In order to extract the features from the corpus proto files, run:
python data_processing/data_generation.py
In order for the command to be successful, it is necessary to have a directory corpus/r252-corpus-features with the protos of the corpus. Optionally, it is possible to downloaded the extracted dataset at https://drive.google.com/file/d/14k4AgOVws4_TfPtDGefXzPn3x2Ph083h/view?usp=sharing.

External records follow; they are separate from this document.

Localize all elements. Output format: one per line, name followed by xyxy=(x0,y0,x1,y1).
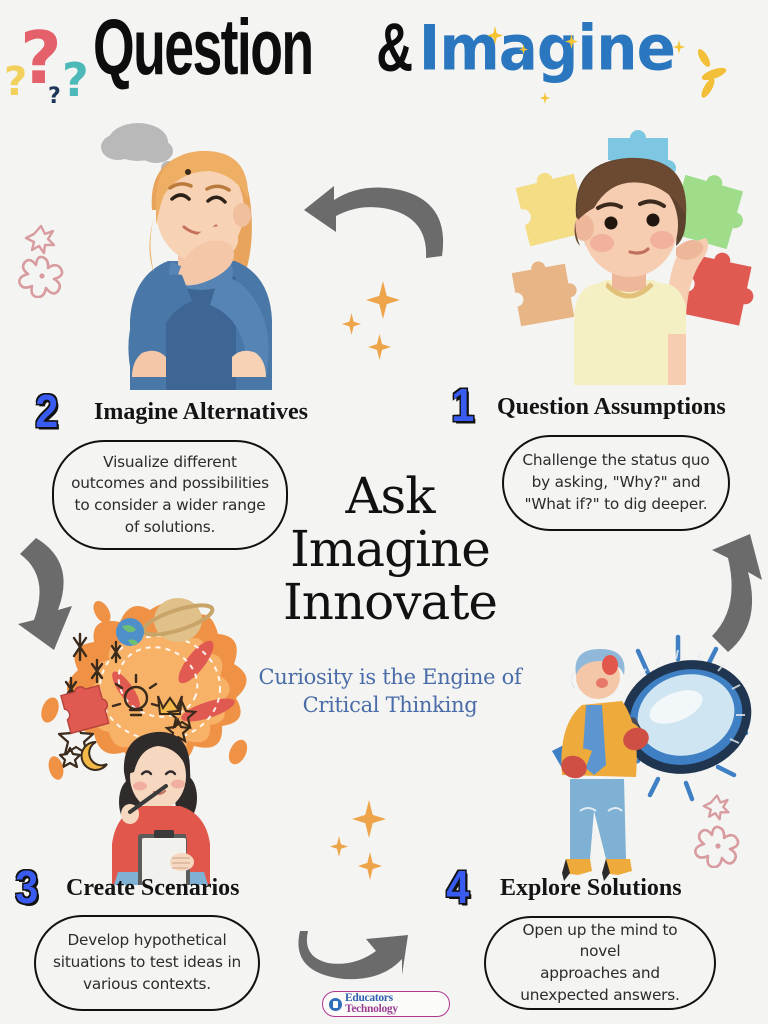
logo-line-2: Technology xyxy=(345,1004,398,1016)
title-imagine-word: Imagine xyxy=(419,16,675,79)
sparkle-center-top-2-icon xyxy=(342,313,361,335)
step-3-body-line2: situations to test ideas in xyxy=(53,953,241,971)
puzzle-piece-orange xyxy=(511,256,582,327)
step-2-number: 2 xyxy=(35,388,58,434)
center-subtitle-line2: Critical Thinking xyxy=(303,693,478,717)
infographic-poster: ? ? ? ? Question&Imagine xyxy=(0,0,768,1024)
poster-title: Question&Imagine xyxy=(0,14,768,114)
step-1-body-line2: by asking, "Why?" and xyxy=(532,473,701,491)
center-line-ask: Ask xyxy=(230,470,550,523)
step-4-title: Explore Solutions xyxy=(500,876,682,900)
step-4-body: Open up the mind to novel approaches and… xyxy=(500,920,700,1007)
center-subtitle-line1: Curiosity is the Engine of xyxy=(259,665,522,689)
arrow-top-right-to-left-icon xyxy=(300,180,448,260)
sparkle-center-top-1-icon xyxy=(366,281,400,319)
flower-doodle-top-left-small-icon xyxy=(24,222,58,256)
arrow-bottom-left-to-right-icon xyxy=(296,925,408,987)
step-3-body-line1: Develop hypothetical xyxy=(67,931,226,949)
step-3-number: 3 xyxy=(15,864,38,910)
step-3-title: Create Scenarios xyxy=(66,876,240,900)
illustration-man-questioning xyxy=(490,120,760,385)
logo-text: Educators Technology xyxy=(345,993,398,1016)
title-ampersand: & xyxy=(377,13,414,82)
title-question-word: Question xyxy=(93,8,312,87)
illustration-woman-daydreaming xyxy=(60,115,320,390)
step-4-number: 4 xyxy=(446,864,469,910)
step-1-title: Question Assumptions xyxy=(497,395,726,419)
step-2-title: Imagine Alternatives xyxy=(94,400,308,424)
educators-technology-logo[interactable]: Educators Technology xyxy=(322,991,450,1017)
step-1-number: 1 xyxy=(451,382,474,428)
logo-badge-icon xyxy=(329,998,342,1011)
step-4-body-line3: unexpected answers. xyxy=(520,986,679,1004)
sparkle-center-bottom-2-icon xyxy=(330,836,348,857)
step-4-bubble: Open up the mind to novel approaches and… xyxy=(484,916,716,1010)
illustration-woman-idea-explosion xyxy=(30,590,280,885)
title-burst-icon xyxy=(692,48,736,100)
step-3-bubble: Develop hypothetical situations to test … xyxy=(34,915,260,1011)
step-1-body-line3: "What if?" to dig deeper. xyxy=(525,495,708,513)
flower-doodle-top-left-large-icon xyxy=(18,252,66,298)
step-2-body-line1: Visualize different xyxy=(103,453,237,471)
step-1-body-line1: Challenge the status quo xyxy=(522,451,709,469)
step-3-body-line3: various contexts. xyxy=(83,975,211,993)
step-3-body: Develop hypothetical situations to test … xyxy=(53,930,241,995)
sparkle-center-bottom-1-icon xyxy=(352,800,386,838)
step-1-body: Challenge the status quo by asking, "Why… xyxy=(522,450,709,515)
step-4-body-line2: approaches and xyxy=(540,964,660,982)
flower-doodle-bottom-right-large-icon xyxy=(694,822,742,868)
center-line-imagine: Imagine xyxy=(230,523,550,576)
sparkle-center-top-3-icon xyxy=(368,334,391,360)
flower-doodle-bottom-right-small-icon xyxy=(702,792,732,822)
step-2-body-line4: of solutions. xyxy=(125,518,215,536)
sparkle-center-bottom-3-icon xyxy=(358,852,382,880)
step-4-body-line1: Open up the mind to novel xyxy=(523,921,678,961)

After putting the downloaded file under the data/ directory (which needs to be created), it is possible to train and evaluate the model.
In order to train a model and evaluate a model, run:
python training/train.py --model_name="lstm_gcn_to_lstm_attention"  --print_every=10000 --attention=True --graph=True --iterations=500000
All the possible options when running a model can be seen by running:
python train.py --help
A pretrained version of the best performing model (as a state dictionary) can be downloaded at https://drive.google.com/file/d/1fm7hGzr-tziNhUMh8duc8s4j5gWW3uKm/view?usp=sharing
- data_processing/: contains the code for extracting, storing, analysing and processing data
- data_analysis.ipynb: notebook containing analysis of the extracted data
 - data_extraction.py: contains the logic to extract the features data from the proto files of the corpus
 - data_generation.py: file to be called to generate the features data
 - data_util.py: contains utilities to work with data
 - text_util.py: contains utilities to work with text
 
 - models/: contains all the code for the different models
- full_model.py: class of the complete methodNaming model
 - gat_encoder.py: class for the Graph Attention Network encoder
 - gcn_encoder.py: class for the Graph Convolutional Network encoder
 - graph_attention_layer.py: class for the Graph Attention Layer used by the Graph Attention Network
 - graph_convolutional_layer.py: class for the Graph Convolutional Layer used by the Graph Convolutional Network
 - lstm_decoder.py: class for the LSTM sequence decoder
 - lstm_encoder.py: class for the LSTM sequence encoder
 
 - training.py: contains code to train and evaluate the models
- evaluation_util.py: contains utilities to compute evaluation metrics
 - train.py: entry-point for training the models
 - train_model.py: contains logic to train the models